Without my marking its approach emotion was upon me. The fingers that held up the extended slips tattooed one on another through its negligible thickness.
“Pretty thick that,” Soane said. He was looking back at me from the cupboard he had opened. “I’ve rubbed it in, too … there’ll be hats on the green to-morrow.” He had his head inside the cupboard, and his voice came to me hollowly. He extracted a large bottle with a gilt-foiled neck.
“Won’t it upset the apple cart to-morrow,” he said, very loudly; “won’t it?”
His voice acted on me as the slight shake upon a phial full of waiting chemicals; crystallised them suddenly with a little click. Everything suddenly grew very clear to me. I suddenly understood that all the tortuous intrigue hinged upon what I did in the next few minutes. It rested with me now to stretch out my hand to that button in the wall or to let the whole world—”the … the probity … that sort of thing,” she had said — fall to pieces. The drone of the presses continued to make itself felt like the quiver of a suppressed emotion. I might stop them or I might not. It rested with me.
Everybody was in my hands; they were quite small. If I let the thing go on, they would be done for utterly, and the new era would begin.
Soane had got hold of a couple of long-stalked glasses. They clinked together whilst he searched the cupboard for something.
“Eh, what?” he said. “It is pretty strong, isn’t it?
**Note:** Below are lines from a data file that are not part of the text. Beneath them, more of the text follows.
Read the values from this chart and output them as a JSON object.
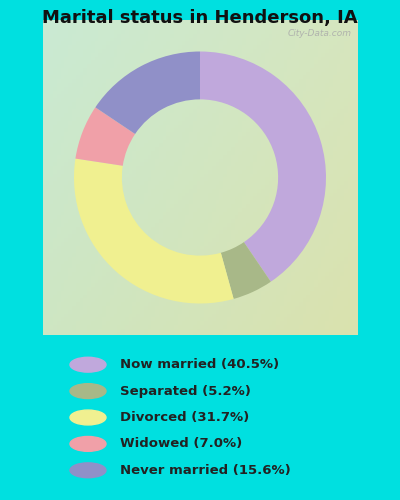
{
  "title": "Marital status in Henderson, IA",
  "title_fontsize": 13,
  "slices": [
    40.5,
    5.2,
    31.7,
    7.0,
    15.6
  ],
  "labels": [
    "Now married (40.5%)",
    "Separated (5.2%)",
    "Divorced (31.7%)",
    "Widowed (7.0%)",
    "Never married (15.6%)"
  ],
  "colors": [
    "#c0a8dc",
    "#a8b888",
    "#f0f090",
    "#f0a0a8",
    "#9090c8"
  ],
  "background_cyan": "#00e0e0",
  "chart_bg": "#d0ecd8",
  "watermark": "City-Data.com",
  "donut_width": 0.38,
  "start_angle": 90
}
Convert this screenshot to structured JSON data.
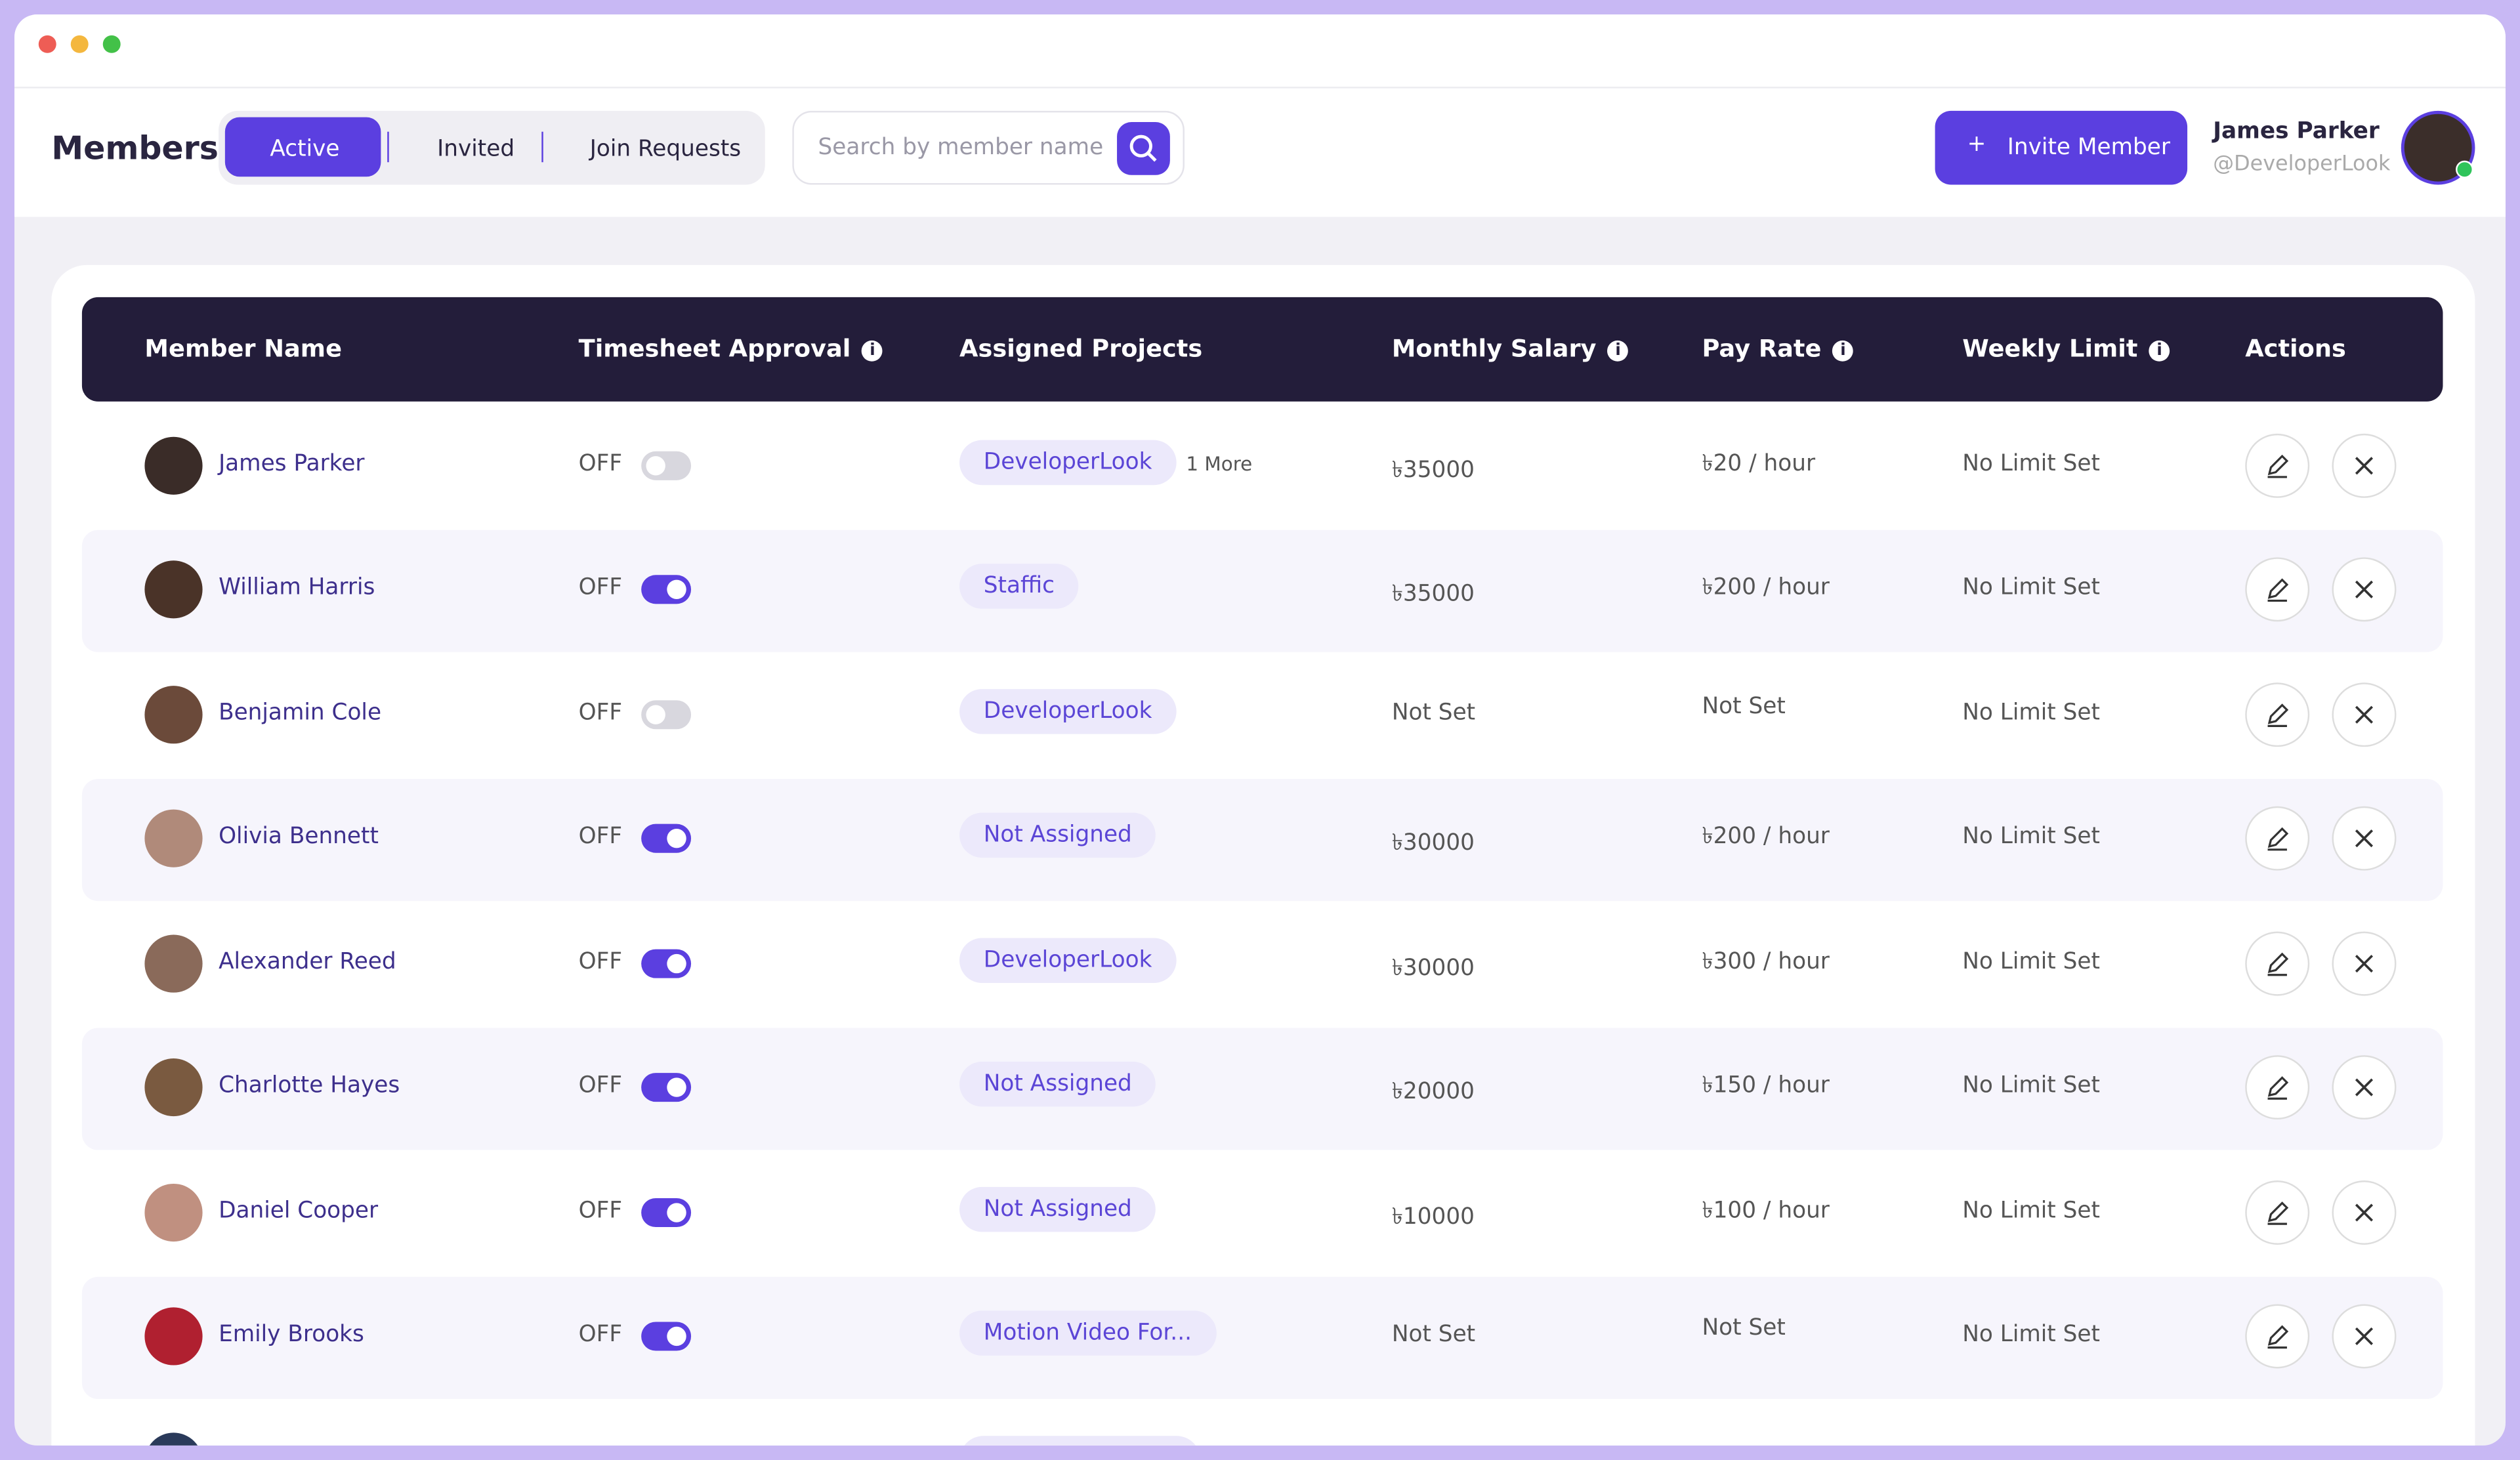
{
  "header": {
    "title": "Members",
    "tabs": [
      "Active",
      "Invited",
      "Join Requests"
    ],
    "active_tab": 0,
    "search_placeholder": "Search by member name",
    "invite_button": "Invite Member",
    "user": {
      "name": "James Parker",
      "handle": "@DeveloperLook"
    }
  },
  "table": {
    "columns": [
      {
        "label": "Member Name",
        "info": false
      },
      {
        "label": "Timesheet Approval",
        "info": true
      },
      {
        "label": "Assigned Projects",
        "info": false
      },
      {
        "label": "Monthly Salary",
        "info": true
      },
      {
        "label": "Pay Rate",
        "info": true
      },
      {
        "label": "Weekly Limit",
        "info": true
      },
      {
        "label": "Actions",
        "info": false
      }
    ],
    "rows": [
      {
        "name": "James Parker",
        "approval": "OFF",
        "toggle_on": false,
        "project": "DeveloperLook",
        "more": "1 More",
        "salary": "৳35000",
        "pay_rate": "৳20 / hour",
        "weekly_limit": "No Limit Set"
      },
      {
        "name": "William Harris",
        "approval": "OFF",
        "toggle_on": true,
        "project": "Staffic",
        "salary": "৳35000",
        "pay_rate": "৳200 / hour",
        "weekly_limit": "No Limit Set"
      },
      {
        "name": "Benjamin Cole",
        "approval": "OFF",
        "toggle_on": false,
        "project": "DeveloperLook",
        "salary": "Not Set",
        "pay_rate": "Not Set",
        "weekly_limit": "No Limit Set"
      },
      {
        "name": "Olivia Bennett",
        "approval": "OFF",
        "toggle_on": true,
        "project": "Not Assigned",
        "salary": "৳30000",
        "pay_rate": "৳200 / hour",
        "weekly_limit": "No Limit Set"
      },
      {
        "name": "Alexander Reed",
        "approval": "OFF",
        "toggle_on": true,
        "project": "DeveloperLook",
        "salary": "৳30000",
        "pay_rate": "৳300 / hour",
        "weekly_limit": "No Limit Set"
      },
      {
        "name": "Charlotte Hayes",
        "approval": "OFF",
        "toggle_on": true,
        "project": "Not Assigned",
        "salary": "৳20000",
        "pay_rate": "৳150 / hour",
        "weekly_limit": "No Limit Set"
      },
      {
        "name": "Daniel Cooper",
        "approval": "OFF",
        "toggle_on": true,
        "project": "Not Assigned",
        "salary": "৳10000",
        "pay_rate": "৳100 / hour",
        "weekly_limit": "No Limit Set"
      },
      {
        "name": "Emily Brooks",
        "approval": "OFF",
        "toggle_on": true,
        "project": "Motion Video For...",
        "salary": "Not Set",
        "pay_rate": "Not Set",
        "weekly_limit": "No Limit Set"
      }
    ]
  }
}
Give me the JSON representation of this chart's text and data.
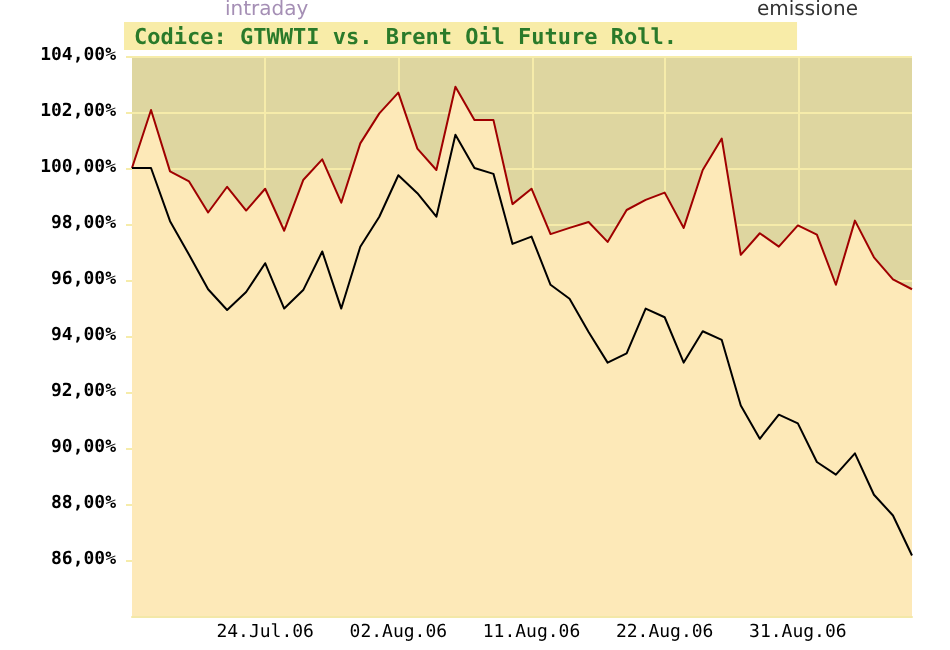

Ought to shake out some of the supporters, eh? Bill comes on to-morrow … do for that, I should think.” He wanted a corkscrew very badly.
But that was precisely it — it would “shake out some of the supporters,” and give Gurnard his patent excuse. Churchill, I knew, would stick to his line, the saner policy. But so many of the men who had stuck to Churchill would fall away now, and Gurnard, of course, would lead them to his own triumph.
It was a criminal verdict. Callan had gone out as a commissioner — with a good deal of drum-beating. And this was his report, this shriek. If it sounded across the house-tops — if I let it — good-by to the saner policy and to Churchill. It did not make any difference that Churchill’s was the saner policy, because there was no one in the nation sane enough to see it. They wanted purity in high places, and here was a definite, criminal indictment against de Mersch. And de Mersch would — in a manner of speaking, have to be lynched, policy or no policy.